Letter to the Editor, West Marin Citizen
I noticed at the National Park Service meeting the other night that the passion on the bridge issue came across almost as if the force of pure desire could solve this complicated problem. When I walked home under the grand finale of a gorgeous sunset I wondered how hard it would be to push the pause button on all this passion and see what is happening instead of what we want to have happen.
For us humans, the gift of the wetlands project is a renewed natural environment, where we are invited to be spectators to the bird life, the tidal panorama and the comings and goings when water meets land. The value of a passive refuge from our revved up comings and goings may seem modest compared with the goals of alternative transportation with its attendant virtues, but it is a value nevertheless.
I think it would help everyone to sink into a state of gratitude for the Giacomini Wetlands as it is evolving, to imagine how we can add it to our repertoire of natural resources here and let some time pass on the dilemmas of the bridge.
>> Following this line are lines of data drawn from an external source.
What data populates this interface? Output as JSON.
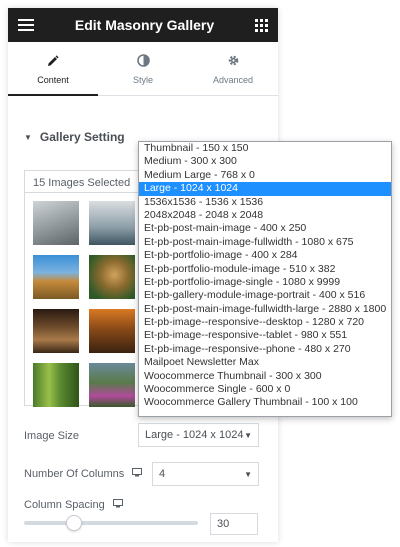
{
  "header": {
    "title": "Edit Masonry Gallery"
  },
  "tabs": [
    {
      "label": "Content",
      "icon": "pencil-icon",
      "active": true
    },
    {
      "label": "Style",
      "icon": "contrast-icon",
      "active": false
    },
    {
      "label": "Advanced",
      "icon": "gear-icon",
      "active": false
    }
  ],
  "section": {
    "title": "Gallery Setting"
  },
  "gallery": {
    "selected_text": "15 Images Selected",
    "visible_thumbnails": 10
  },
  "image_size": {
    "label": "Image Size",
    "value": "Large - 1024 x 1024",
    "options": [
      "Thumbnail - 150 x 150",
      "Medium - 300 x 300",
      "Medium Large - 768 x 0",
      "Large - 1024 x 1024",
      "1536x1536 - 1536 x 1536",
      "2048x2048 - 2048 x 2048",
      "Et-pb-post-main-image - 400 x 250",
      "Et-pb-post-main-image-fullwidth - 1080 x 675",
      "Et-pb-portfolio-image - 400 x 284",
      "Et-pb-portfolio-module-image - 510 x 382",
      "Et-pb-portfolio-image-single - 1080 x 9999",
      "Et-pb-gallery-module-image-portrait - 400 x 516",
      "Et-pb-post-main-image-fullwidth-large - 2880 x 1800",
      "Et-pb-image--responsive--desktop - 1280 x 720",
      "Et-pb-image--responsive--tablet - 980 x 551",
      "Et-pb-image--responsive--phone - 480 x 270",
      "Mailpoet Newsletter Max",
      "Woocommerce Thumbnail - 300 x 300",
      "Woocommerce Single - 600 x 0",
      "Woocommerce Gallery Thumbnail - 100 x 100"
    ],
    "selected_index": 3
  },
  "columns": {
    "label": "Number Of Columns",
    "value": "4"
  },
  "spacing": {
    "label": "Column Spacing",
    "value": "30"
  },
  "colors": {
    "header_bg": "#1f1f1f",
    "selected_option": "#1e90ff",
    "panel_bg": "#e9edf0"
  }
}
It may be that we have to surrender to the fact of life of that the busy causeway of Sir Francis Drake Boulevard is our Bayshore Freeway—not a very nice place to walk or bike along, but there because of larger necessities.
In time, there may arise a fresh idea of how to get people across Lagunitas Creek that bypasses all the constraints we learned about. We used to walk up Black Mountain once a year. Maybe once a year we could just take over the trail and the road, recruit some rowboats to be ferryboats and slow the cars down by the pure presence of our numbers. Until then, it’s the white pelicans that have the spotlight.